I was thinking if it would be possible to merge them and have just one
def file for both I386 and non-I386 variants.

For example there is mingw-w64-crt/lib32/kernel32.def and
mingw-w64-crt/lib-common/kernel32.def.in and if it would be possible to
merge them into one file.

What about having one def file kernel32.def.in where would be also
@STDCALL suffixes and when building non-I386 variant, the build process
will filter that file over sed 's/@[0-9]*$//' and then process by cpp
preprocessor? (Or first process by cpp and then by sed)

This could decrease the need to have more def files for the same library
(e.g. kernel32) and also maintenance of different variants of def files.

Yes, I've thought about this already back when we started merging def files into lib-common. But then I initially thought about using the preprocessor, something like API(func, 8) which either appends @8 or not. But as you noticed, pasting @ with other symbols with cpp is problematic...

Your suggestion of using some form of sed expression could achieve the same, and would also avoid needing to rewrite things from what gendef or other tools output - so that makes it much easier to accept.

For the vast majority of APIs outside of the core of complicated ones (CRTs, kernel32 and similar), the set of symbols exported is indeed identical across all architectures - i386 is usually not different from the other ones, apart for the stdcall suffix. (Although some DLLs have symbols that only are available e.g. in the 64 bit versions, but this is not common and the distinction usually doesn't matter much either.)
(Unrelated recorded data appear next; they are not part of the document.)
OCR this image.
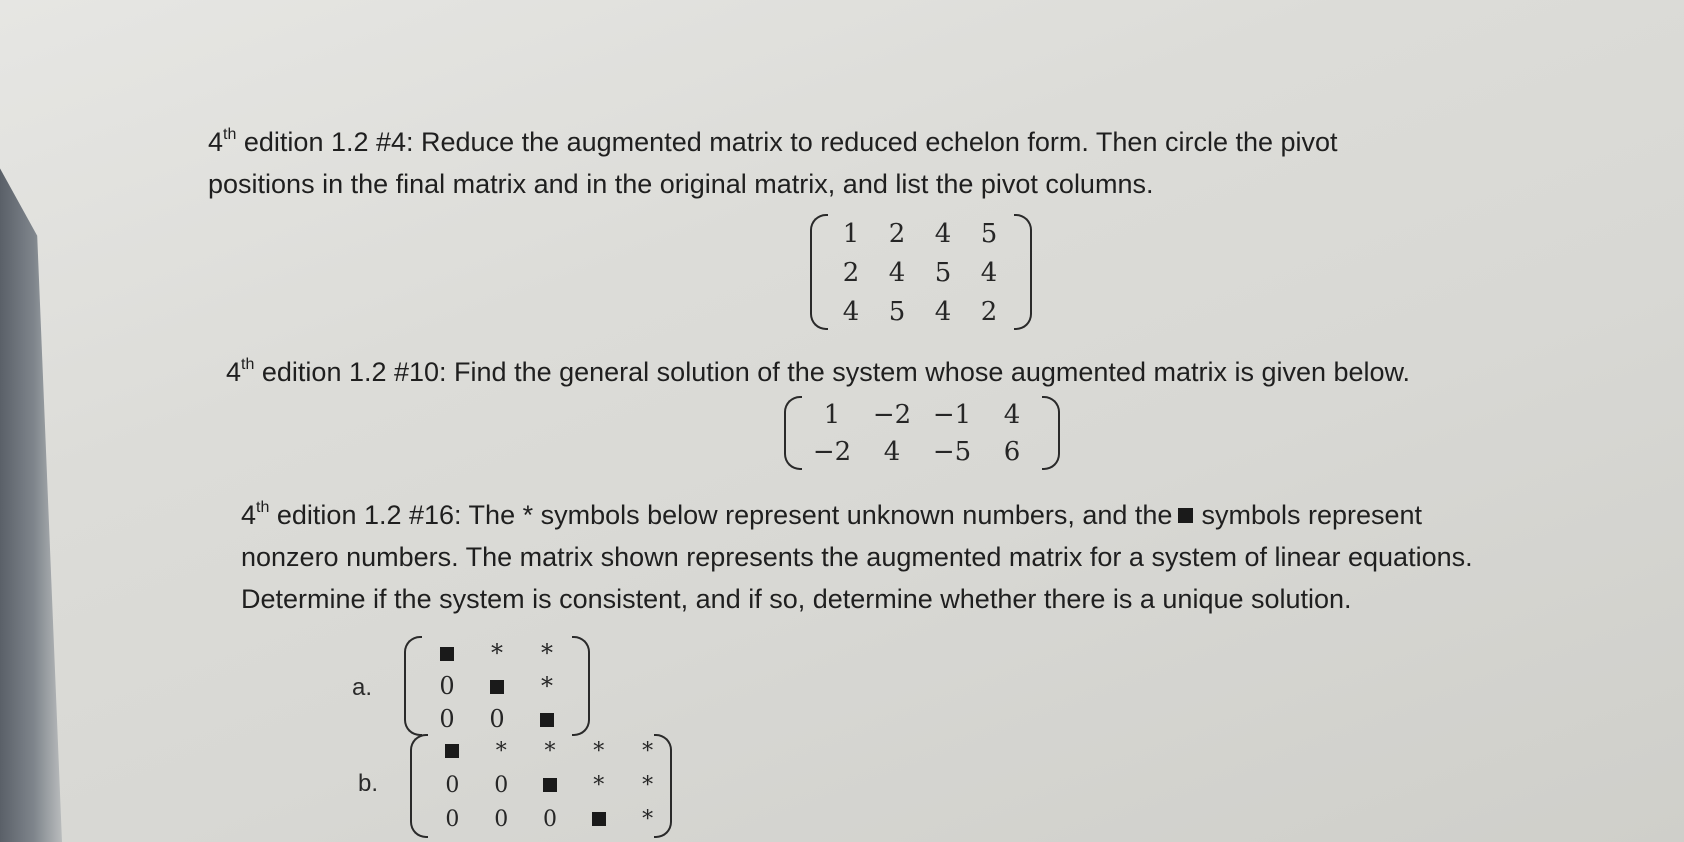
4th edition 1.2 #4: Reduce the augmented matrix to reduced echelon form. Then circle the pivot
positions in the final matrix and in the original matrix, and list the pivot columns.
1	2	4	5
2	4	5	4
4	5	4	2
4th edition 1.2 #10: Find the general solution of the system whose augmented matrix is given below.
1	−2	−1	4
−2	4	−5	6
4th edition 1.2 #16: The * symbols below represent unknown numbers, and the symbols represent
nonzero numbers. The matrix shown represents the augmented matrix for a system of linear equations.
Determine if the system is consistent, and if so, determine whether there is a unique solution.
a.
	*	*
0		*
0	0	
b.
	*	*	*	*
0	0		*	*
0	0	0		*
For the currently merged ones (arm32, arm64 and x86_64), the fact that they are merged is usually zero cost, as the files would be identical anyway. But if start using stdcall based ones as main input, we'd have the extra overhead, that if we want to add a def file for a new library, we'd first need to find an i386 version of the DLL and dump that.

(Consider if i386 support in Windows gets phased out at some point? I guess that never will happen, but perhaps there'll be no more new APIs in i386 form?)

Today, if contributors who update def files are thorough and consistent, they update both the lib32 and lib-common versions at the same time, so the burden of finding an i386 version of the DLLs already is present, this doesn't make any difference. But if they don't have such a version, they can also just update the lib-common version and let lib32 lag behind.


So my opinion on your suggestion is "maybe" - it's of course not ideal that there is this level of duplication, but as most of those files don't have a lot of manual fixups/tweaks like the core def files, I'm not sure if the burden of having lib32 + lib-common is very big, compared with the extra build process complication, and for updating everything via the @stdcall suffix form.

If you'd have a working PoC patch for it, it would be easier to judge the tradeoff. I'm also interested in hearing Biswapriyo's opinion, as they probably are the ones who do most the work in updating them these days - would this ease the burden noticably, or would the amount of work mostly be the same?